Вместо этого в сознание девочки мягко вошла её мысль — лёгкая, почти сухая, с привычной осторожностью того, кто давно разучился говорить вслух:
— Ты не производишь впечатления человека, которого пугают дурные начала.
Девочка просияла так, будто получила редчайшее благословение.
— Вот именно! — сказала она. — Значит, мы подходим друг другу.
Потом протянула руку.
Николь увидела в этой руке всё, чего боялась: будущее, привязанность, живую непредсказуемость, возможность снова оказаться рядом с тем, что однажды можно будет потерять. В её памяти слишком быстро всплыли маленькие огни над пустыми постаментами; она почти физически почувствовала, как небесный закон, давно уже рассыпанный в прах, всё ещё скребёт по старым ранам.
И всё же рука оставалась протянутой.
Не благоговейно. Не жалостливо. Не как к руине, которую нужно бережно обойти, а как к равной.
Николь не взяла её сразу, но и не ушла.
А девочка, совершенно не смущаясь этой паузой, просто вложила ей в ладонь последнюю конфету, словно речь шла не о великом решении, а о чём-то само собой разумеющемся.
В тот миг Николь с неожиданной ясностью подумала, что, вероятно, скорбь не заканчивается никогда.
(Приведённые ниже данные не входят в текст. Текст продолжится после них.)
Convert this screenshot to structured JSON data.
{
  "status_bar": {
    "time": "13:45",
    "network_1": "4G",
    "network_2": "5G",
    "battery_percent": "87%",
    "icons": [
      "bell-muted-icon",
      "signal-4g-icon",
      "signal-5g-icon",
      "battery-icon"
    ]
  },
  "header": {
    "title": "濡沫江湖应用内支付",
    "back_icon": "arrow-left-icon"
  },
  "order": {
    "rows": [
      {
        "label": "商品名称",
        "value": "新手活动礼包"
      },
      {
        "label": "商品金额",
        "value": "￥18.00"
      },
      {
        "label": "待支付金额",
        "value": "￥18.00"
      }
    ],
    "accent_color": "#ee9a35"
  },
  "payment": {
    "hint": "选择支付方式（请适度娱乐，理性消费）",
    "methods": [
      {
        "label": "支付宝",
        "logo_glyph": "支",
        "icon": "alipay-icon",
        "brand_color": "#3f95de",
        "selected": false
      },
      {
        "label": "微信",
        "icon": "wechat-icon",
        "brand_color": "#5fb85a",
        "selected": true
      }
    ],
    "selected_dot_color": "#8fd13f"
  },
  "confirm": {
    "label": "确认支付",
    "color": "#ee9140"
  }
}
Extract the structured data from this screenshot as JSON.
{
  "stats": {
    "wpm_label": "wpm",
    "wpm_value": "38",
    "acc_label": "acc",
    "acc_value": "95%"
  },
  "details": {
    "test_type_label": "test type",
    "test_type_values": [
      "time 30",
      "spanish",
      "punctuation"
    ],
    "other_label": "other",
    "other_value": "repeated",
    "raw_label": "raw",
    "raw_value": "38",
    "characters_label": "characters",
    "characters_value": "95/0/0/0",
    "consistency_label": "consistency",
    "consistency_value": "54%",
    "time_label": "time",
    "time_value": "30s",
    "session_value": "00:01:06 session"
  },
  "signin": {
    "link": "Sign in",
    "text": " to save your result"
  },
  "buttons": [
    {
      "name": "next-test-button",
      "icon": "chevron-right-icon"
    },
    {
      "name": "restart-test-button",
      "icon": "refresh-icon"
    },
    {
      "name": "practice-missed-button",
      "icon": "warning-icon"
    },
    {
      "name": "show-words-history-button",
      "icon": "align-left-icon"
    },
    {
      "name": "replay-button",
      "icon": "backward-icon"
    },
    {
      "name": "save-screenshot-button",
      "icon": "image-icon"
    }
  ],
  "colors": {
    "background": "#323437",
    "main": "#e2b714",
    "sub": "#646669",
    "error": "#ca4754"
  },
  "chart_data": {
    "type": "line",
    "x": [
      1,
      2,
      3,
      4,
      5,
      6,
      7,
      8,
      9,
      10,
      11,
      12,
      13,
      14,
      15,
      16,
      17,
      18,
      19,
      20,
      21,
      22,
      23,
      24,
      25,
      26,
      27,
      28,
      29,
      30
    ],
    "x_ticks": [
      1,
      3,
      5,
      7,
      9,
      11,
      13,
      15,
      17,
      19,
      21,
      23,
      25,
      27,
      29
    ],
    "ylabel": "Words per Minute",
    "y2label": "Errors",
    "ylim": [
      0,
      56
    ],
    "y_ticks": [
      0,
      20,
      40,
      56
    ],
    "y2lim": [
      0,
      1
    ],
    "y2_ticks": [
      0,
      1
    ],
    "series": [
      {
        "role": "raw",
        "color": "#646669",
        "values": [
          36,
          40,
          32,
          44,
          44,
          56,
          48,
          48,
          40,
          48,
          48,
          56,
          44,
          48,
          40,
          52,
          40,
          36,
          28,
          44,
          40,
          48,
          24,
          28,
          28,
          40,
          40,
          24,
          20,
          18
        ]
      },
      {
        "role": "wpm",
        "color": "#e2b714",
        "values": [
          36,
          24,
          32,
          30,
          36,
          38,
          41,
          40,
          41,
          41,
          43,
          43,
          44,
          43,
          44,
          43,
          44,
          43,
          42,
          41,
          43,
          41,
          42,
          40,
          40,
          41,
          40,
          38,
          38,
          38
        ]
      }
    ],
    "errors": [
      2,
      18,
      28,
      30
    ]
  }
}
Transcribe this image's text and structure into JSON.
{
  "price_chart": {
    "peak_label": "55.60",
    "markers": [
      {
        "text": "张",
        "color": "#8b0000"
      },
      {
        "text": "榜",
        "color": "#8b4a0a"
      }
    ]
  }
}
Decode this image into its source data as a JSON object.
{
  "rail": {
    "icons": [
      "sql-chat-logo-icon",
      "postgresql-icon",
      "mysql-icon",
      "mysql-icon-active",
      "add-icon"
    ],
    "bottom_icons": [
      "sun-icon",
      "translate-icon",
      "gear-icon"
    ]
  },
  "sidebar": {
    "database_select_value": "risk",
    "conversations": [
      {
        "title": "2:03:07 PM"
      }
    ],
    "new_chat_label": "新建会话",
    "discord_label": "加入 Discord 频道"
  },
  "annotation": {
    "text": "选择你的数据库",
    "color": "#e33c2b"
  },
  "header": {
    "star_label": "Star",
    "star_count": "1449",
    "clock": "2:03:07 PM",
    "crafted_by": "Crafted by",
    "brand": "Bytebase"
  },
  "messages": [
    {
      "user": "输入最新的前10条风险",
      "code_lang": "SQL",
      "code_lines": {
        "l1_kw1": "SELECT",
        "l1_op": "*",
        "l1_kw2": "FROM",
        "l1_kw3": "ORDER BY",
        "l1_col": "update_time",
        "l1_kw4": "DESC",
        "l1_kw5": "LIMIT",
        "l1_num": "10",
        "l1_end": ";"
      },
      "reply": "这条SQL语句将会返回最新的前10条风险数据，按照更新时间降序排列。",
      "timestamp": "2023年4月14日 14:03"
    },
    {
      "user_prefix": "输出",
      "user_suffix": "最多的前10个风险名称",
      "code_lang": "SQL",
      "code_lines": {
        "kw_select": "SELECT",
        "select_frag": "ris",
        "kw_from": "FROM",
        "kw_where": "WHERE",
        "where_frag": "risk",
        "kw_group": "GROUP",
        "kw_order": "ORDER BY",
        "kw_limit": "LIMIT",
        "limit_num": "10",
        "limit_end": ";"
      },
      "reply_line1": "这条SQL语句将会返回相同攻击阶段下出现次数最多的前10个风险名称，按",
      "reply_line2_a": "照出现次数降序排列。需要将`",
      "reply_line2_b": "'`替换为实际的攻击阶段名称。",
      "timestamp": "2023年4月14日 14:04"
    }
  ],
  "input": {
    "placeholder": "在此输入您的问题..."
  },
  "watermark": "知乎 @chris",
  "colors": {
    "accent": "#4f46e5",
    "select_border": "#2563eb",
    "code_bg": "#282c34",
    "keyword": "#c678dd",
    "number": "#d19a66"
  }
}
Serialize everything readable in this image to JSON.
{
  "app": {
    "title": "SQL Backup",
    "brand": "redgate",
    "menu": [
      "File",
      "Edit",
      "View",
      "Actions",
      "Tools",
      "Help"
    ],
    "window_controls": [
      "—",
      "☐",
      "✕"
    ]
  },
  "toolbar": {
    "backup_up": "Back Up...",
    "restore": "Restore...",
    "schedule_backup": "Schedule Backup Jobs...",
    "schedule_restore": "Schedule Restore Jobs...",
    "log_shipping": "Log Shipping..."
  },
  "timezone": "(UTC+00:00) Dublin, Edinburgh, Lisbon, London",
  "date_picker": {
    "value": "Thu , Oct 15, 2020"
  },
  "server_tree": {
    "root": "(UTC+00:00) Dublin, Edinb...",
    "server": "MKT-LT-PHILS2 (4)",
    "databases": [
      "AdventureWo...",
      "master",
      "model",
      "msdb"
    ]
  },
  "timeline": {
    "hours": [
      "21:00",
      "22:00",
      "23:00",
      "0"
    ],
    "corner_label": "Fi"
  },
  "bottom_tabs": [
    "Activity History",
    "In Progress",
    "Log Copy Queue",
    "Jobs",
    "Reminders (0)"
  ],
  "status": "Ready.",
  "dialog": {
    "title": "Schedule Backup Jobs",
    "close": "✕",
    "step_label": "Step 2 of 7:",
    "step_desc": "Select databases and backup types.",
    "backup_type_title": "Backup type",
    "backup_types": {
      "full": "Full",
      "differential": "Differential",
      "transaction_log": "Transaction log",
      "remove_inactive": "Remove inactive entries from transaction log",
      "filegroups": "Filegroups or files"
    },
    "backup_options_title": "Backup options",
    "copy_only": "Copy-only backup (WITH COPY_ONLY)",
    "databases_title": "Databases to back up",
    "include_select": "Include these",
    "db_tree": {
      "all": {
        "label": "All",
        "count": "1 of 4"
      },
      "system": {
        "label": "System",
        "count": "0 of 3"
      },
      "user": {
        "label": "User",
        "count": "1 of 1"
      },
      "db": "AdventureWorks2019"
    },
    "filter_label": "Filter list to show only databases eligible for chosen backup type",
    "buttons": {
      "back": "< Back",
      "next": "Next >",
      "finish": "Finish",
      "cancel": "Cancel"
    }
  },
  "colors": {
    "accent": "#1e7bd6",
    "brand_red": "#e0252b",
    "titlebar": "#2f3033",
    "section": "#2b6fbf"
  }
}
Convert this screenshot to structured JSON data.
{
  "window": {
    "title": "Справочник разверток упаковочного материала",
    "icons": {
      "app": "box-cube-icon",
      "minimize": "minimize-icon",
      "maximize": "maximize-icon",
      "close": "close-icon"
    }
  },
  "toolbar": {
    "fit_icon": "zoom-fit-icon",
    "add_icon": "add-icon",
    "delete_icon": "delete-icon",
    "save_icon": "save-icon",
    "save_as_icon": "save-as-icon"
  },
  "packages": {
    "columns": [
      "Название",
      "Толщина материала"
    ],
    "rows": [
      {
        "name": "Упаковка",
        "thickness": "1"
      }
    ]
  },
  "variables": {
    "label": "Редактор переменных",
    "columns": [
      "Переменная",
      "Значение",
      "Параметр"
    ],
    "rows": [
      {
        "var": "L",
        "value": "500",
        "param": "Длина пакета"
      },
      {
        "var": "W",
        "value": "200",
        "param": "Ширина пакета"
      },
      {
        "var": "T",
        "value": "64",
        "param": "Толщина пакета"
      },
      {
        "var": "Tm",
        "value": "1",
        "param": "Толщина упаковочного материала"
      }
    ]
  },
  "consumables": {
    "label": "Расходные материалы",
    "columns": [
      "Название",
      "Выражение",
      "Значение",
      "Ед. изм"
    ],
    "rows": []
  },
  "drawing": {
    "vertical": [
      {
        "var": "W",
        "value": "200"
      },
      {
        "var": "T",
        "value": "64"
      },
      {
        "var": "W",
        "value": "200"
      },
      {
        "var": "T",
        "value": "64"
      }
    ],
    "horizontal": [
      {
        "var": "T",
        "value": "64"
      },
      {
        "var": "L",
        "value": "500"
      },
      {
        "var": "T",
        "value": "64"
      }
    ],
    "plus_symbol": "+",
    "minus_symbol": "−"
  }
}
Она не исцеляется, не отпускает и не становится красивее от расстояния. Она только меняет вес и способ ношения. Но, может быть, однажды рядом появится кто-то достаточно бесстыдно живой, чтобы сесть возле неё, доесть своё печенье, выслушать все её бесконечные «давным-давно» — и всё равно после этого предложить не гробницу, не молитву и не забвение, а общество.
Это не делало мир добрее. Не возвращало голос. Не поднимало упавшие луны. Не собирало обратно её народ.
Но впервые за много столетий Николь позволила себе мысль, что история, которую она носила в себе, возможно, всё-таки сможет начаться не с катастрофы.
А с того, что кто-то останется слушать.